Stir remaining sugar and cinnamon together in small dish. Roll balls in mixture to coat. Place on ungreased cookie sheet. Bake in 400°F (200°C) oven for 7-8 minutes. Makes about 4 dozen.
Peanut Butter Blossoms (From the Company's Coming Cookbook)
Hard margarine (or butter), softened 1/2 cup 125 mL
Smooth peanut butter 1/2 cup 125 mL
Brown sugar, packed 1/2 cup 125 mL
Granulated sugar 1/2 cup 125 mL
Large egg 1 1
Milk 2 tbsp. 30 mL
Vanilla extract 1 tsp. 5 mL
All-purpose flour 1 3/4 cups 425 mL
Baking soda 1 tsp. 5 mL
Salt 1/2 tsp. 2 mL
Granulated sugar, approximately 1/3 cup 75 mL
Milk chocolate kisses, approximately 54 54
Cream first 4 ingredients in large bowl. Add next 3 ingredients. Mix well.

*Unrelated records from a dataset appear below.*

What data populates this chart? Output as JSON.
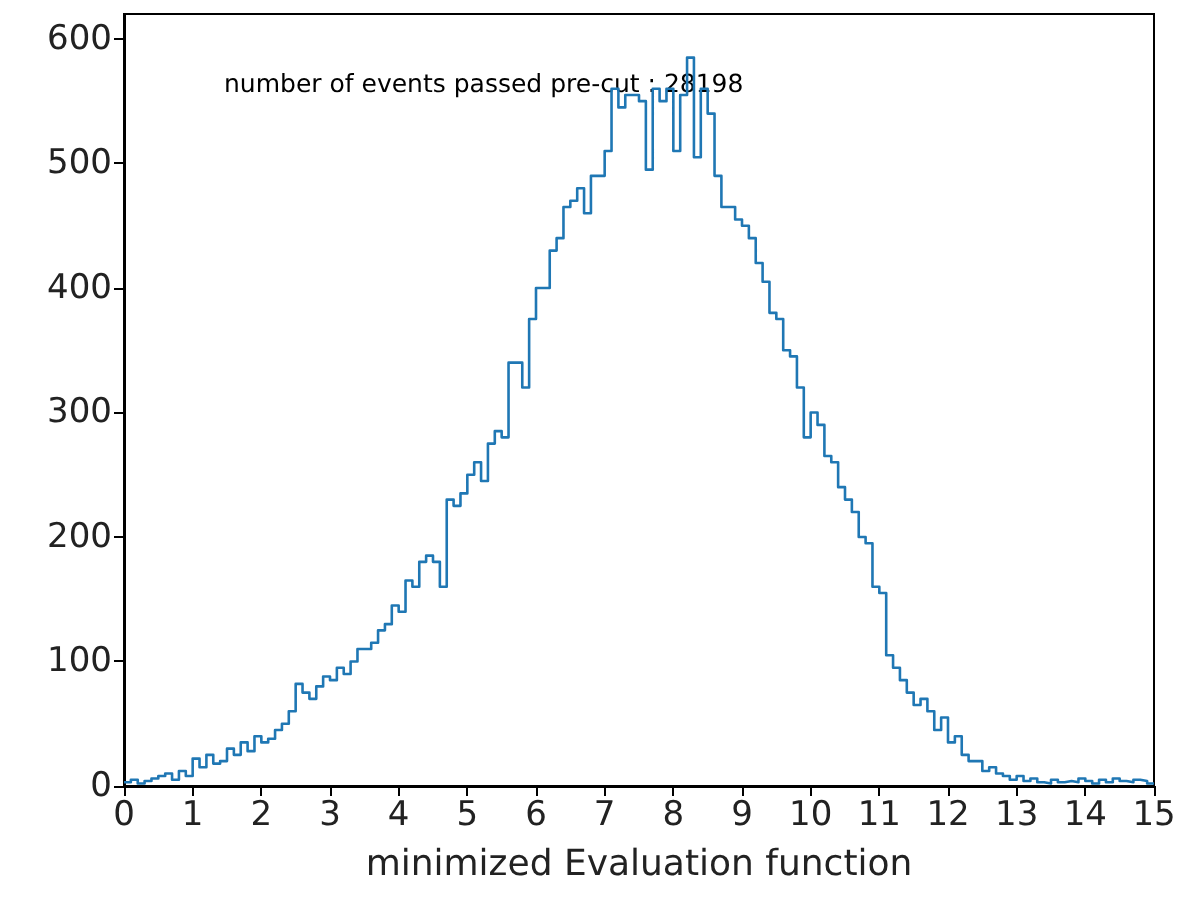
{
  "chart_data": {
    "type": "histogram",
    "xlabel": "minimized Evaluation function",
    "annotations": [
      "number of events passed pre-cut : 28198"
    ],
    "color": "#1f77b4",
    "bins": [
      0,
      0.1,
      0.2,
      0.3,
      0.4,
      0.5,
      0.6,
      0.7,
      0.8,
      0.9,
      1,
      1.1,
      1.2,
      1.3,
      1.4,
      1.5,
      1.6,
      1.7,
      1.8,
      1.9,
      2,
      2.1,
      2.2,
      2.3,
      2.4,
      2.5,
      2.6,
      2.7,
      2.8,
      2.9,
      3,
      3.1,
      3.2,
      3.3,
      3.4,
      3.5,
      3.6,
      3.7,
      3.8,
      3.9,
      4,
      4.1,
      4.2,
      4.3,
      4.4,
      4.5,
      4.6,
      4.7,
      4.8,
      4.9,
      5,
      5.1,
      5.2,
      5.3,
      5.4,
      5.5,
      5.6,
      5.7,
      5.8,
      5.9,
      6,
      6.1,
      6.2,
      6.3,
      6.4,
      6.5,
      6.6,
      6.7,
      6.8,
      6.9,
      7,
      7.1,
      7.2,
      7.3,
      7.4,
      7.5,
      7.6,
      7.7,
      7.8,
      7.9,
      8,
      8.1,
      8.2,
      8.3,
      8.4,
      8.5,
      8.6,
      8.7,
      8.8,
      8.9,
      9,
      9.1,
      9.2,
      9.3,
      9.4,
      9.5,
      9.6,
      9.7,
      9.8,
      9.9,
      10,
      10.1,
      10.2,
      10.3,
      10.4,
      10.5,
      10.6,
      10.7,
      10.8,
      10.9,
      11,
      11.1,
      11.2,
      11.3,
      11.4,
      11.5,
      11.6,
      11.7,
      11.8,
      11.9,
      12,
      12.1,
      12.2,
      12.3,
      12.4,
      12.5,
      12.6,
      12.7,
      12.8,
      12.9,
      13,
      13.1,
      13.2,
      13.3,
      13.4,
      13.5,
      13.6,
      13.7,
      13.8,
      13.9,
      14,
      14.1,
      14.2,
      14.3,
      14.4,
      14.5,
      14.6,
      14.7,
      14.8,
      14.9,
      15
    ],
    "values": [
      3,
      5,
      2,
      4,
      6,
      8,
      10,
      5,
      12,
      8,
      22,
      15,
      25,
      18,
      20,
      30,
      25,
      35,
      28,
      40,
      35,
      38,
      45,
      50,
      60,
      82,
      75,
      70,
      80,
      88,
      85,
      95,
      90,
      100,
      110,
      110,
      115,
      125,
      130,
      145,
      140,
      165,
      160,
      180,
      185,
      180,
      160,
      230,
      225,
      235,
      250,
      260,
      245,
      275,
      285,
      280,
      340,
      340,
      320,
      375,
      400,
      400,
      430,
      440,
      465,
      470,
      480,
      460,
      490,
      490,
      510,
      560,
      545,
      555,
      555,
      550,
      495,
      560,
      550,
      560,
      510,
      555,
      585,
      505,
      560,
      540,
      490,
      465,
      465,
      455,
      450,
      440,
      420,
      405,
      380,
      375,
      350,
      345,
      320,
      280,
      300,
      290,
      265,
      260,
      240,
      230,
      220,
      200,
      195,
      160,
      155,
      105,
      95,
      85,
      75,
      65,
      70,
      60,
      45,
      55,
      35,
      40,
      25,
      20,
      20,
      12,
      15,
      10,
      8,
      5,
      8,
      4,
      6,
      3,
      2,
      5,
      3,
      4,
      3,
      6,
      4,
      2,
      5,
      3,
      6,
      4,
      3,
      5,
      4,
      2
    ],
    "xlim": [
      0,
      15
    ],
    "xticks": [
      0,
      1,
      2,
      3,
      4,
      5,
      6,
      7,
      8,
      9,
      10,
      11,
      12,
      13,
      14,
      15
    ],
    "ylim": [
      0,
      620
    ],
    "yticks": [
      0,
      100,
      200,
      300,
      400,
      500,
      600
    ],
    "grid": false
  }
}
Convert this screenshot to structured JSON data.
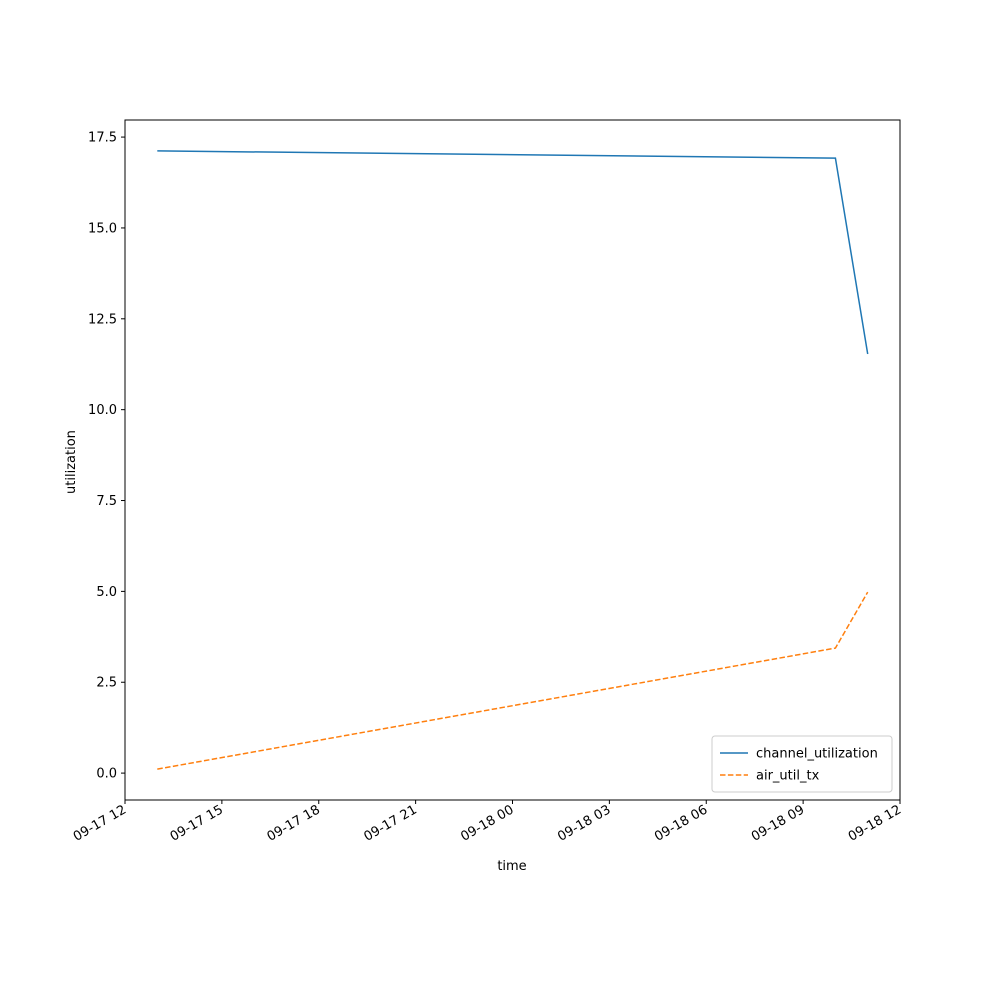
{
  "chart_data": {
    "type": "line",
    "x": [
      "09-17 13",
      "09-18 10",
      "09-18 11"
    ],
    "series": [
      {
        "name": "channel_utilization",
        "color": "#1f77b4",
        "linestyle": "solid",
        "values": [
          17.12,
          16.92,
          11.53
        ]
      },
      {
        "name": "air_util_tx",
        "color": "#ff7f0e",
        "linestyle": "dashed",
        "values": [
          0.11,
          3.44,
          4.98
        ]
      }
    ],
    "xlabel": "time",
    "ylabel": "utilization",
    "xlim": [
      "09-17 12",
      "09-18 12"
    ],
    "xticks": [
      "09-17 12",
      "09-17 15",
      "09-17 18",
      "09-17 21",
      "09-18 00",
      "09-18 03",
      "09-18 06",
      "09-18 09",
      "09-18 12"
    ],
    "ylim": [
      -0.74,
      17.97
    ],
    "yticks": [
      {
        "value": 0,
        "label": "0.0"
      },
      {
        "value": 2.5,
        "label": "2.5"
      },
      {
        "value": 5,
        "label": "5.0"
      },
      {
        "value": 7.5,
        "label": "7.5"
      },
      {
        "value": 10,
        "label": "10.0"
      },
      {
        "value": 12.5,
        "label": "12.5"
      },
      {
        "value": 15,
        "label": "15.0"
      },
      {
        "value": 17.5,
        "label": "17.5"
      }
    ],
    "grid": false,
    "legend": "lower right"
  }
}
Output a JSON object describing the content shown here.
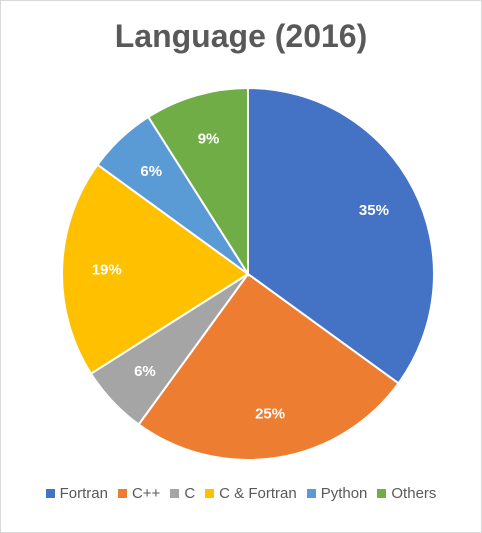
{
  "chart_data": {
    "type": "pie",
    "title": "Language (2016)",
    "legend_position": "bottom",
    "slices": [
      {
        "name": "Fortran",
        "value": 35,
        "label": "35%",
        "color": "#4472C4"
      },
      {
        "name": "C++",
        "value": 25,
        "label": "25%",
        "color": "#ED7D31"
      },
      {
        "name": "C",
        "value": 6,
        "label": "6%",
        "color": "#A5A5A5"
      },
      {
        "name": "C & Fortran",
        "value": 19,
        "label": "19%",
        "color": "#FFC000"
      },
      {
        "name": "Python",
        "value": 6,
        "label": "6%",
        "color": "#5B9BD5"
      },
      {
        "name": "Others",
        "value": 9,
        "label": "9%",
        "color": "#70AD47"
      }
    ]
  }
}
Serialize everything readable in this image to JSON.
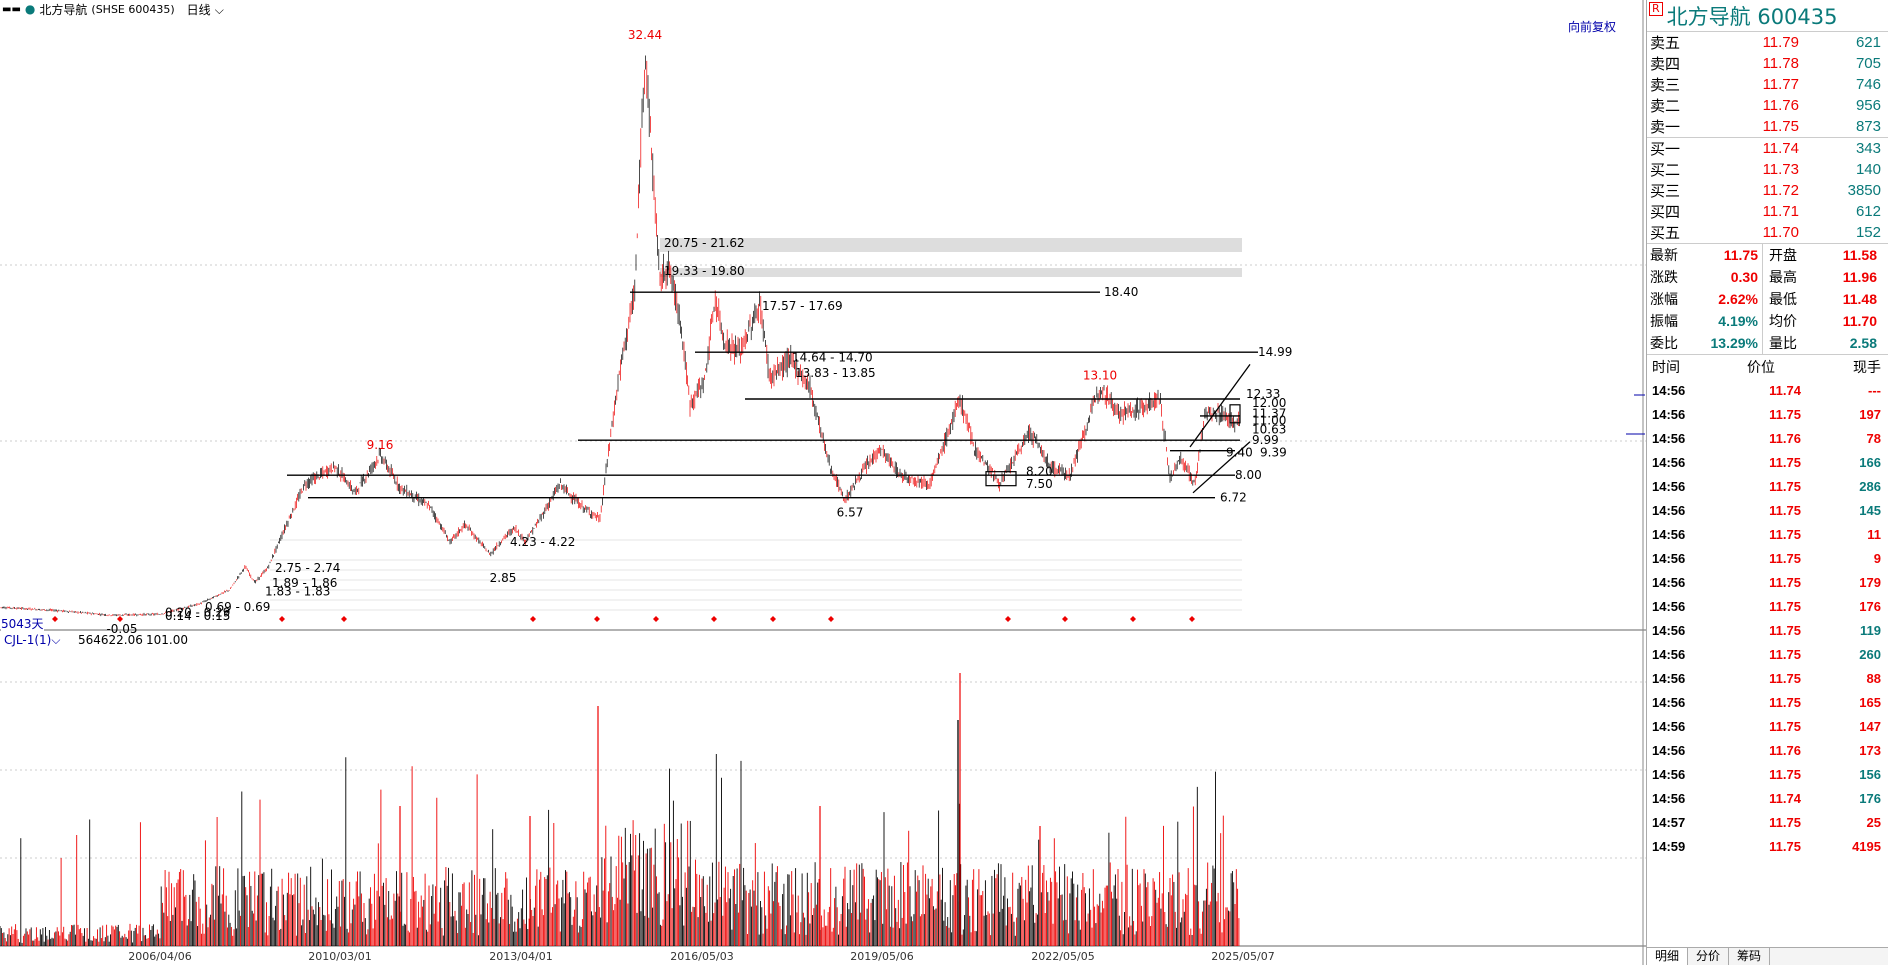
{
  "topbar": {
    "stock_name": "北方导航",
    "stock_code": "(SHSE 600435)",
    "period": "日线"
  },
  "chart": {
    "adjust_mode": "向前复权",
    "days_label": "5043天",
    "volume_indicator": "CJL-1(1)",
    "volume_value": "564622.06",
    "volume_value2": "101.00",
    "date_labels": [
      "2006/04/06",
      "2010/03/01",
      "2013/04/01",
      "2016/05/03",
      "2019/05/06",
      "2022/05/05",
      "2025/05/07"
    ],
    "peak_labels": [
      {
        "text": "32.44",
        "color": "#e00"
      },
      {
        "text": "9.16",
        "color": "#e00"
      },
      {
        "text": "13.10",
        "color": "#e00"
      }
    ],
    "trough_labels": [
      "6.57",
      "2.85",
      "-0.05"
    ],
    "zone_labels": [
      "20.75 - 21.62",
      "19.33 - 19.80",
      "17.57 - 17.69",
      "14.64 - 14.70",
      "13.83 - 13.85",
      "4.23 - 4.22",
      "2.75 - 2.74",
      "1.89 - 1.86",
      "1.83 - 1.83",
      "0.69 - 0.69",
      "0.20 - 0.29",
      "0.14 - 0.15"
    ],
    "line_labels": [
      "18.40",
      "14.99",
      "12.33",
      "12.00",
      "11.37",
      "11.00",
      "10.63",
      "9.99",
      "9.39",
      "9.40",
      "8.00",
      "8.20",
      "7.50",
      "6.72"
    ],
    "colors": {
      "up": "#e00",
      "down": "#000",
      "teal": "#0a7a7a",
      "label_red": "#e00"
    }
  },
  "quote": {
    "r_badge": "R",
    "title": "北方导航  600435",
    "asks": [
      {
        "label": "卖五",
        "price": "11.79",
        "vol": "621"
      },
      {
        "label": "卖四",
        "price": "11.78",
        "vol": "705"
      },
      {
        "label": "卖三",
        "price": "11.77",
        "vol": "746"
      },
      {
        "label": "卖二",
        "price": "11.76",
        "vol": "956"
      },
      {
        "label": "卖一",
        "price": "11.75",
        "vol": "873"
      }
    ],
    "bids": [
      {
        "label": "买一",
        "price": "11.74",
        "vol": "343"
      },
      {
        "label": "买二",
        "price": "11.73",
        "vol": "140"
      },
      {
        "label": "买三",
        "price": "11.72",
        "vol": "3850"
      },
      {
        "label": "买四",
        "price": "11.71",
        "vol": "612"
      },
      {
        "label": "买五",
        "price": "11.70",
        "vol": "152"
      }
    ],
    "stats": [
      {
        "l1": "最新",
        "v1": "11.75",
        "c1": "#e00",
        "l2": "开盘",
        "v2": "11.58",
        "c2": "#e00"
      },
      {
        "l1": "涨跌",
        "v1": "0.30",
        "c1": "#e00",
        "l2": "最高",
        "v2": "11.96",
        "c2": "#e00"
      },
      {
        "l1": "涨幅",
        "v1": "2.62%",
        "c1": "#e00",
        "l2": "最低",
        "v2": "11.48",
        "c2": "#e00"
      },
      {
        "l1": "振幅",
        "v1": "4.19%",
        "c1": "#0a7a7a",
        "l2": "均价",
        "v2": "11.70",
        "c2": "#e00"
      },
      {
        "l1": "委比",
        "v1": "13.29%",
        "c1": "#0a7a7a",
        "l2": "量比",
        "v2": "2.58",
        "c2": "#0a7a7a"
      }
    ],
    "tick_header": {
      "time": "时间",
      "price": "价位",
      "vol": "现手"
    },
    "ticks": [
      {
        "time": "14:56",
        "price": "11.74",
        "vol": "---",
        "c": "#e00"
      },
      {
        "time": "14:56",
        "price": "11.75",
        "vol": "197",
        "c": "#e00"
      },
      {
        "time": "14:56",
        "price": "11.76",
        "vol": "78",
        "c": "#e00"
      },
      {
        "time": "14:56",
        "price": "11.75",
        "vol": "166",
        "c": "#0a7a7a"
      },
      {
        "time": "14:56",
        "price": "11.75",
        "vol": "286",
        "c": "#0a7a7a"
      },
      {
        "time": "14:56",
        "price": "11.75",
        "vol": "145",
        "c": "#0a7a7a"
      },
      {
        "time": "14:56",
        "price": "11.75",
        "vol": "11",
        "c": "#e00"
      },
      {
        "time": "14:56",
        "price": "11.75",
        "vol": "9",
        "c": "#e00"
      },
      {
        "time": "14:56",
        "price": "11.75",
        "vol": "179",
        "c": "#e00"
      },
      {
        "time": "14:56",
        "price": "11.75",
        "vol": "176",
        "c": "#e00"
      },
      {
        "time": "14:56",
        "price": "11.75",
        "vol": "119",
        "c": "#0a7a7a"
      },
      {
        "time": "14:56",
        "price": "11.75",
        "vol": "260",
        "c": "#0a7a7a"
      },
      {
        "time": "14:56",
        "price": "11.75",
        "vol": "88",
        "c": "#e00"
      },
      {
        "time": "14:56",
        "price": "11.75",
        "vol": "165",
        "c": "#e00"
      },
      {
        "time": "14:56",
        "price": "11.75",
        "vol": "147",
        "c": "#e00"
      },
      {
        "time": "14:56",
        "price": "11.76",
        "vol": "173",
        "c": "#e00"
      },
      {
        "time": "14:56",
        "price": "11.75",
        "vol": "156",
        "c": "#0a7a7a"
      },
      {
        "time": "14:56",
        "price": "11.74",
        "vol": "176",
        "c": "#0a7a7a"
      },
      {
        "time": "14:57",
        "price": "11.75",
        "vol": "25",
        "c": "#e00"
      },
      {
        "time": "14:59",
        "price": "11.75",
        "vol": "4195",
        "c": "#e00"
      }
    ],
    "tabs": [
      "明细",
      "分价",
      "筹码"
    ]
  }
}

Combine next 3 ingredients in small bowl. Add to peanut butter mixture in 2 additions, mixing well after each addition until no dry flour remains. Roll into 1 inch (2.5 cm) balls.
Roll balls in second amount of granulated sugar in same small bowl until coated. Arrange about 2 inches (5 cm) apart on ungreased cookie sheets. Bake in 375°F (190°C) oven for about 10 minutes until golden. Remove from oven.
Immediately place 1 chocolate kiss on top of each cookie. Press down until cookie cracks around edge. Let stand on cookie sheets for 5 minutes. Remove cookies from cookie sheets and place on wire racks to cool. Makes about 54 cookies.
I am also using a light, air-bake pan from Baker's Secret which I have *never* had issues with - I've been using them for years. What else could possibly be messing with my dough?!